There is no passion in any of the delivery of the dialogue. The words are just rattled off as if everyone is on autopilot. It’s too bad because you can tell that the screenplay is trying to say something but the message is lost in the bland delivery and the way-too brisk pacing. For a thriller, there is no tension, no build-up to the big set pieces and so, on this level, the film also fails to deliver. One of the only things that it gets semi-right is V’s backstory and the motivation for why he’s doing all of these things. It’s also no surprise that the ten minutes that the filmmakers spent telling us Valerie’s story (a part of V’s past) made us care more about her story than any of the other characters combined. It is no coincidence that it is also the most faithful to the source material.

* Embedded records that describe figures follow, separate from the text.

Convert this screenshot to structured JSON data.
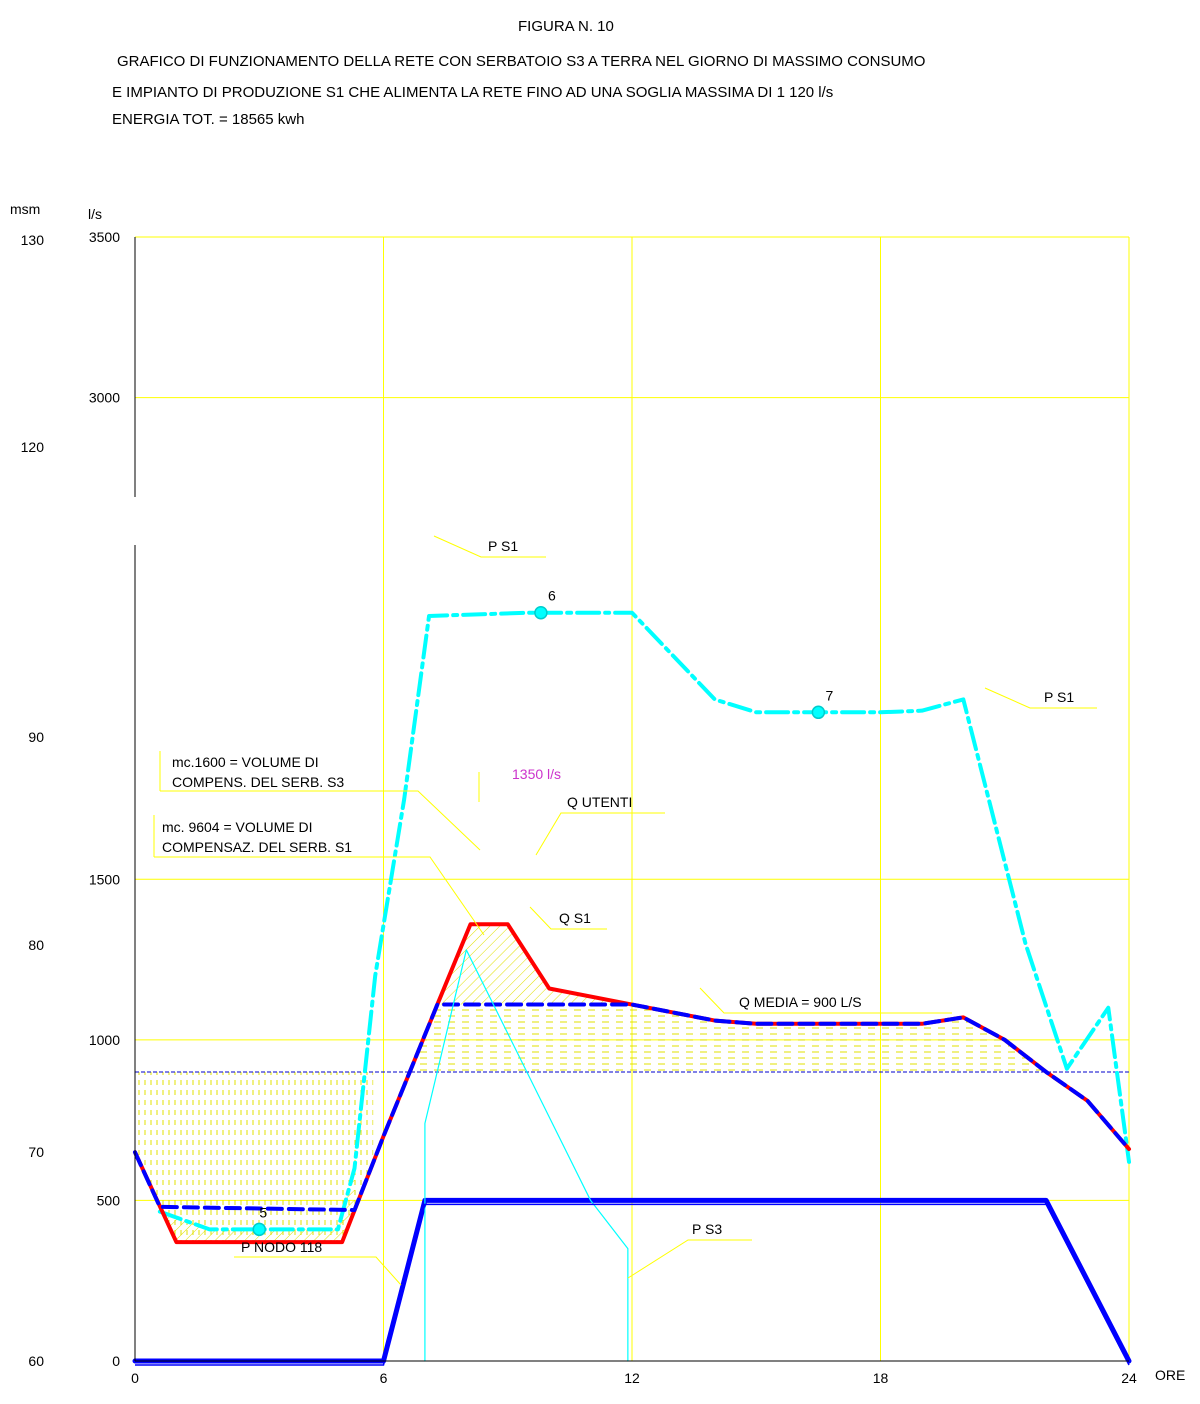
{
  "header": {
    "figure": "FIGURA N. 10",
    "line1": "GRAFICO DI FUNZIONAMENTO DELLA RETE CON SERBATOIO S3 A TERRA NEL GIORNO DI MASSIMO CONSUMO",
    "line2": "E IMPIANTO DI PRODUZIONE S1 CHE ALIMENTA LA RETE FINO AD UNA SOGLIA MASSIMA DI 1 120 l/s",
    "line3": "ENERGIA TOT. = 18565 kwh"
  },
  "chart_data": {
    "type": "line",
    "x_unit": "ORE",
    "y_left_outer_unit": "msm",
    "y_left_inner_unit": "l/s",
    "xlim": [
      0,
      24
    ],
    "x_ticks": [
      "0",
      "6",
      "12",
      "18",
      "24"
    ],
    "ylim_flow": [
      0,
      3500
    ],
    "flow_ticks": [
      "0",
      "500",
      "1000",
      "1500",
      "3000",
      "3500"
    ],
    "msm_ticks": [
      "60",
      "70",
      "80",
      "90",
      "120",
      "130"
    ],
    "grid": true,
    "grid_color": "#ffff00",
    "series": [
      {
        "name": "Q UTENTI",
        "color": "#ff0000",
        "style": "solid",
        "x": [
          0,
          1,
          5,
          6,
          7.3,
          8.1,
          9.0,
          10.0,
          12.0,
          14.0,
          15.0,
          17.0,
          19.0,
          20.0,
          21.0,
          22.0,
          23.0,
          24.0
        ],
        "y": [
          650,
          370,
          370,
          700,
          1110,
          1360,
          1360,
          1160,
          1110,
          1060,
          1050,
          1050,
          1050,
          1070,
          1000,
          900,
          810,
          660
        ]
      },
      {
        "name": "Q S1",
        "color": "#0000ff",
        "style": "dashed",
        "x": [
          0,
          0.6,
          5.3,
          6.0,
          7.3,
          9.0,
          12.0,
          14.0,
          15.0,
          17.0,
          19.0,
          20.0,
          21.0,
          22.0,
          23.0,
          24.0
        ],
        "y": [
          650,
          480,
          470,
          700,
          1110,
          1110,
          1110,
          1060,
          1050,
          1050,
          1050,
          1070,
          1000,
          900,
          810,
          660
        ]
      },
      {
        "name": "P S1",
        "color": "#00ffff",
        "style": "dashdot",
        "x": [
          0.6,
          1.8,
          4.9,
          5.3,
          5.8,
          6.5,
          7.1,
          9.5,
          12.0,
          14.0,
          15.0,
          17.0,
          18.0,
          19.0,
          20.0,
          21.5,
          22.5,
          23.5,
          24.0
        ],
        "y": [
          465,
          410,
          410,
          600,
          1200,
          1750,
          2320,
          2330,
          2330,
          2060,
          2020,
          2020,
          2020,
          2025,
          2060,
          1300,
          910,
          1100,
          620
        ]
      },
      {
        "name": "P NODO 118",
        "color": "#0000ff",
        "style": "solid-thick",
        "x": [
          0,
          6.0,
          7.0,
          22.0,
          24.0
        ],
        "y": [
          0,
          0,
          500,
          500,
          0
        ]
      },
      {
        "name": "P S3",
        "color": "#00ffff",
        "style": "solid-thin",
        "x": [
          7.0,
          7.0,
          8.0,
          11.0,
          11.9,
          11.9
        ],
        "y": [
          0,
          740,
          1280,
          500,
          350,
          0
        ]
      }
    ],
    "reference_lines": [
      {
        "label": "Q MEDIA = 900 L/S",
        "value": 900,
        "color": "#0000cc"
      }
    ],
    "points": [
      {
        "label": "5",
        "x": 3.0,
        "y": 410
      },
      {
        "label": "6",
        "x": 9.8,
        "y": 2330
      },
      {
        "label": "7",
        "x": 16.5,
        "y": 2020
      }
    ],
    "annotations": {
      "peak": "1350 l/s",
      "peak_color": "#cc33cc",
      "vol_s3_line1": "mc.1600 = VOLUME DI",
      "vol_s3_line2": "COMPENS. DEL SERB. S3",
      "vol_s1_line1": "mc. 9604 = VOLUME DI",
      "vol_s1_line2": "COMPENSAZ. DEL SERB. S1",
      "label_ps1_a": "P S1",
      "label_ps1_b": "P S1",
      "label_qutenti": "Q UTENTI",
      "label_qs1": "Q S1",
      "label_qmedia": "Q MEDIA = 900 L/S",
      "label_pnodo": "P NODO 118",
      "label_ps3": "P S3"
    },
    "units": {
      "msm": "msm",
      "ls": "l/s",
      "ore": "ORE"
    }
  }
}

Actually, V FOR VENDETTA has already been semi-adapted onto the big screen with Terry Gilliam’s BRAZIL which was much more effective in presenting a fascist England challenged by an anarchistic terrorist who also educates a meek innocent. Gilliam’s film takes way more chances than the Wachowskis who spend too much time trying to comment on our current political situation without demonstrating that they have any understanding of what the graphic novel was about or what Moore and Lloyd was trying to say.
Well, technically, only the fight scene in the end indulged in the Wachowski’s love for slow motion. However, I agree the violence in the film was more for entertainment then genuinely stirring the audience.
ReplyDelete"Amazingly, the film reduces V to a buffoonish character prone to prattling off lengthy alliterations like something out of a Dr. Seuss book. In the graphic novel, he had a snarky sense of humor that was verbal in nature. Instead, the Wachowskis decide to parade V around in an apron (?!) and have him fencing with an inanimate suit of armor like some kind of classic cinema fanboy. The film even has the audacity to insert a Benny Hill-style comedy routine complete with the goofy music. This is intended to be satirical in nature but comes as silly and adolescent."
I have to disagree here. The way the V was depicted in the graphic novel works for graphic novel, but I don’t think live action storytelling, with real physical actors embodying the characters, can be so abstract. In the comic book form there’s a certain, inherent detachment when following the characters because their merely two-dimensional, illustrated still images – they are caricatures by default, which, again, works just fine for the medium. But on film the whole idea of V as a walking, talking moral ambiguity would have been too obviously one-sided had they not rounded him out a bit by making him slightly more accessible, even likable, as a fully realized person on screen. The moments with V being silly and having a bit of jest actually reinforce by subversion his dubious means to justify the end. Even before the film, when I simply knew of the character solely from the source material, I always thought he was equal parts grim and irreverently clownish. A character such as this that is made too somber and taken too seriously (at least as seriously as you imply) simply doesn’t work in my opinion, at least not on film. The whole thing ends up being too tonally fixed. Seeing V make breakfast and play swordfight lets us warm up to him, allows us to relax a bit, before sidewinding us with the heftier moral quandaries. In short, it makes for a much stronger dynamic.
Anyways, thanks for the lengthy comments. It’s nice to hear from someone who feels so passionately about the material one way or the other.